Without pay bump, teachers getting masters' worry about debt
Posted July 30, 2013
Raleigh, N.C. — The state budget signed by Gov. Pat McCrory last week eliminates salary increases for teachers who get advanced degrees, which means teachers currently enrolled in master's programs won't get the benefit.
Wake County math teachers Josh Griffin and Michael Hoyes Jr. both took out student loans to pursue master's degrees – an accomplishment they say will make them better educators.
"I decided to go back to N.C. State for my master's," said Griffin, who has been in the classroom nearly five years. "I wanted to do more for my students."
But when they finish the program, they won't have salary supplements of about $4,500 that Wake County teachers with advanced degrees used to receive as an incentive to further their education.

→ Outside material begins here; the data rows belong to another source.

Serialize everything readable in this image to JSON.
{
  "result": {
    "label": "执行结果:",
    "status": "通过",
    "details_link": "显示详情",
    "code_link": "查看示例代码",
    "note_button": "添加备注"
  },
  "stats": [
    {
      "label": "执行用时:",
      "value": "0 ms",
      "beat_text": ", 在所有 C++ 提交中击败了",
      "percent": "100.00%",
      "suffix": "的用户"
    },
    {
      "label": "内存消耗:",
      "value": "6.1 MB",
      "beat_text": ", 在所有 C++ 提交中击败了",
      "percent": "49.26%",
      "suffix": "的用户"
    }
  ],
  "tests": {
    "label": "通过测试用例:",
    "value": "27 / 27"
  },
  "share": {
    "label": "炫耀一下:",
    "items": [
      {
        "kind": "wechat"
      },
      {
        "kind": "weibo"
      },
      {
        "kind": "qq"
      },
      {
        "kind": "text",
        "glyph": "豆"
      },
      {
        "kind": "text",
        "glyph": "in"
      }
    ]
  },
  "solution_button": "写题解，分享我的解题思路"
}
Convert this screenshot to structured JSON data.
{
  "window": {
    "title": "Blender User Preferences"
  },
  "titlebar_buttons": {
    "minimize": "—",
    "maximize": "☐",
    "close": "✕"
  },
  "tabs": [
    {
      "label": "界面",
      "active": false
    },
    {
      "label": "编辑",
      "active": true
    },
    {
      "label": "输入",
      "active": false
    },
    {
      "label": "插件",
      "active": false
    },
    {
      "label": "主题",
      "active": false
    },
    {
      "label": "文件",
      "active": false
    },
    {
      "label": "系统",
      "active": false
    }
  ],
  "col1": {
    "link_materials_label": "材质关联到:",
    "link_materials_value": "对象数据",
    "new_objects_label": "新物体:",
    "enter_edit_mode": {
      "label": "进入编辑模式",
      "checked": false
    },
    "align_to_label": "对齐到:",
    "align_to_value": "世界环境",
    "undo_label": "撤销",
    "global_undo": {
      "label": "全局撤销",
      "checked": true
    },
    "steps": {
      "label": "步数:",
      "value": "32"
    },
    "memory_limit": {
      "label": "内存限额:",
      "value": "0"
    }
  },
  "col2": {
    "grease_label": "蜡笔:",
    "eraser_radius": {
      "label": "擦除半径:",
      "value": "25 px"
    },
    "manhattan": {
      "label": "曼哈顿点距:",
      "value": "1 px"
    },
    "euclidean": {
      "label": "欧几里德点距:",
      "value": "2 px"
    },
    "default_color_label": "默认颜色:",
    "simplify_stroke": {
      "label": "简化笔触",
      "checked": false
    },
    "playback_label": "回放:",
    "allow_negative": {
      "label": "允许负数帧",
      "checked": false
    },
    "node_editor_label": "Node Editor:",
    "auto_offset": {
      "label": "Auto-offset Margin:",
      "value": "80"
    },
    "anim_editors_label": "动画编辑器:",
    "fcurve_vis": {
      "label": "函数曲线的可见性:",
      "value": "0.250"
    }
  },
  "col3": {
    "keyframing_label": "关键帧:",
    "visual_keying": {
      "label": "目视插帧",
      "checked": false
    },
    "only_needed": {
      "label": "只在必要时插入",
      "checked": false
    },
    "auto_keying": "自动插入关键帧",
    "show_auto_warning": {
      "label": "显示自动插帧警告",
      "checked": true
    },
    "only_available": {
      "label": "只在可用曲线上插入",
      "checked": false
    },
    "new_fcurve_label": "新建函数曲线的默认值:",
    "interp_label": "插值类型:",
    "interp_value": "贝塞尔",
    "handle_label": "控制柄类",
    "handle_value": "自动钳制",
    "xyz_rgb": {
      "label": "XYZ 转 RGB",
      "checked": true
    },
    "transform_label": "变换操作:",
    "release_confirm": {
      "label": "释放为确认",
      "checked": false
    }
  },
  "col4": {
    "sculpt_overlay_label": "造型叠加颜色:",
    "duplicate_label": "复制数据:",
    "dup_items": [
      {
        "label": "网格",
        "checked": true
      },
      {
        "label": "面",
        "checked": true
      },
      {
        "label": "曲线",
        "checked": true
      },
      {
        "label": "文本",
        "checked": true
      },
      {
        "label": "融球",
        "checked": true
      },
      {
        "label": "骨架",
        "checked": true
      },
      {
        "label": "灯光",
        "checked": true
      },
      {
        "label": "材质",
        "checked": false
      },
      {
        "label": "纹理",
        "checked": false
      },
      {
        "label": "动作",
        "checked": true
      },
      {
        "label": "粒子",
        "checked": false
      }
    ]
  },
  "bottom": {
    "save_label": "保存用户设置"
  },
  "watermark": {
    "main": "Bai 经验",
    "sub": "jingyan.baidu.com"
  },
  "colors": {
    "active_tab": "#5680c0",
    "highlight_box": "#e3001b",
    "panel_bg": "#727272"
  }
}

"In the education profession, you are not rewarded for getting higher education, what does that teach our kids?" asked Hoyes, who has seven years of teaching experience.
Griffin will graduate just three weeks from the salary increase cut-off in 2014.
"(It means) $350 to $400 a month to pay back student tuition that I don't have, and I don't know where to get," he said.
He wrote letters to several lawmakers criticizing the budget, which in addition to eliminating the salary supplements, provides no raises for teachers and cuts school supply funding. In one reply, Griffin said, a lawmakers told him the "General Assembly does not see the advanced degree supplement as the most meaningful of teacher performance."
Eric Guckian, McCrory's senior education advisor, reiterated that the governor's budget proposal included a small salary increase for teachers that didn't make it into the final document. He said the state should move toward a performance-based salary scale.
"We need to reform the way teachers are compensated in our state," Guckian said. "We wish the budget could have done more on that."
Overall, he said, the budget provides a 4-percent increase over last year in education spending.
The Department of Public Instruction, however, says that statistic is deceiving. When growth is factored in, the budget amounts to a funding loss of at least 1.8 percent.
Hoyes said he feels increasingly disillusioned by the cuts to education and investment in teachers.
"It is almost as if they have lost faith in our ability to do what we do," he said.
He's losing faith in the system as well.
"I am going further and further in debt and leaving North Carolina," Hoyes said. "That is what I have to do to feel like what I am doing is worth something."